Slightly differences in formatting when converting DOCX to HTML and back to DOCX

Hi there.
I’m using Aspose.Words for .NET and my application must support the following workflow:

  1. Convert a DOCX file to HTML;
  2. Manipulate the file content via HTML (optional step);
  3. Convert HTML to DOCX;

We managed to keep original formatting, page options and all, but the output DOCX is still slightly different than the original one, even if there is no HTML manipulation or content edit.

Example:
Paragraphs with same Font, Size and Style are displayed differently in each document, what leads to incorrect page/section breaks.

Here is my Input and Output documents (with no content edits in this case): input-output-words.zip (514.6 KB)

And here is a sample project containing my convert code: convertion-src.zip (127.5 KB)
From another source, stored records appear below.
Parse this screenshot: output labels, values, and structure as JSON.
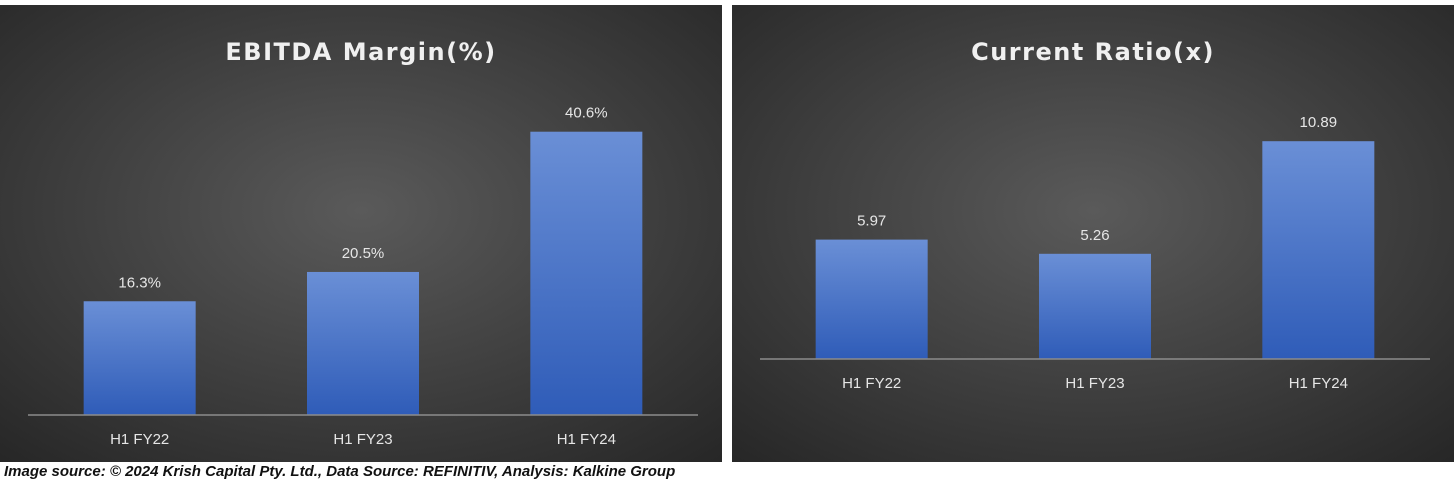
{
  "chart_data": [
    {
      "type": "bar",
      "title": "EBITDA Margin(%)",
      "categories": [
        "H1 FY22",
        "H1 FY23",
        "H1 FY24"
      ],
      "values": [
        16.3,
        20.5,
        40.6
      ],
      "data_labels": [
        "16.3%",
        "20.5%",
        "40.6%"
      ],
      "ylim": [
        0,
        45
      ],
      "grid": false,
      "bar_color": "#4472C4"
    },
    {
      "type": "bar",
      "title": "Current Ratio(x)",
      "categories": [
        "H1 FY22",
        "H1 FY23",
        "H1 FY24"
      ],
      "values": [
        5.97,
        5.26,
        10.89
      ],
      "data_labels": [
        "5.97",
        "5.26",
        "10.89"
      ],
      "ylim": [
        0,
        12
      ],
      "grid": false,
      "bar_color": "#4472C4"
    }
  ],
  "caption": "Image source: © 2024 Krish Capital Pty. Ltd., Data Source: REFINITIV, Analysis: Kalkine Group",
  "colors": {
    "panel_bg_center": "#5a5a5a",
    "panel_bg_edge": "#262626",
    "text": "#e6e6e6",
    "axis": "#8c8c8c"
  }
}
My Aspose.Words version is 18.9.0

Please help me out, since my customers are unable to use my application due to this issue.

@dionisioleonardo,

Please also provide comparison screenshot(s) highlighting all the problematic areas in Aspose.Words generated final output Word document and attach them here for our reference. We will then investigate the issue(s) on our end and provide you more information. Thanks for your cooperation.

Here they are:

Screenshot_1.jpg (385.3 KB)

In this screenshot you can see:
A) The first paragraph is displayed slightly differently in the output document
B) The content doesn’t fit in the page

Which leads to a incorrect page break, as you can see in this other screenshot:
Screenshot_2.jpg (285.9 KB)

This problem happens in all the document, not just the first page. I only took screenshots from the first page as an example.

@dionisioleonardo,

For the sake of correction, we have logged this problem in our issue tracking system. The ID of this issue is WORDSNET-17474. We will further look into the details of this problem and will keep you updated on the status of this issue. We apologize for your inconvenience.

Hi there.

Any updates on this?

Thanks!

@dionisioleonardo,

Regarding WORDSNET-17474, we have completed the analysis of this issue and the root cause has been identified. We have also implemented a fix but currently, we are reviewing/testing all code changes that were done in the scope of this issue. We will inform you via this thread as soon as your issue is resolved. We apologize for any inconvenience.

Hi there.

Any ETA for this fix?

Thanks.

@dionisioleonardo,

We have good news for you i.e. WORDSNET-17474 has now been resolved and the fix of this issue will be integrated in next release of Aspose.Words i.e. 18.12. We will inform you via this thread as soon as 18.12 release of Aspose.Words will be published within next couple of days.

The issues you have found earlier (filed as WORDSNET-17474) have been fixed in this Aspose.Words for .NET 18.12 update and this Aspose.Words for Java 18.12 update.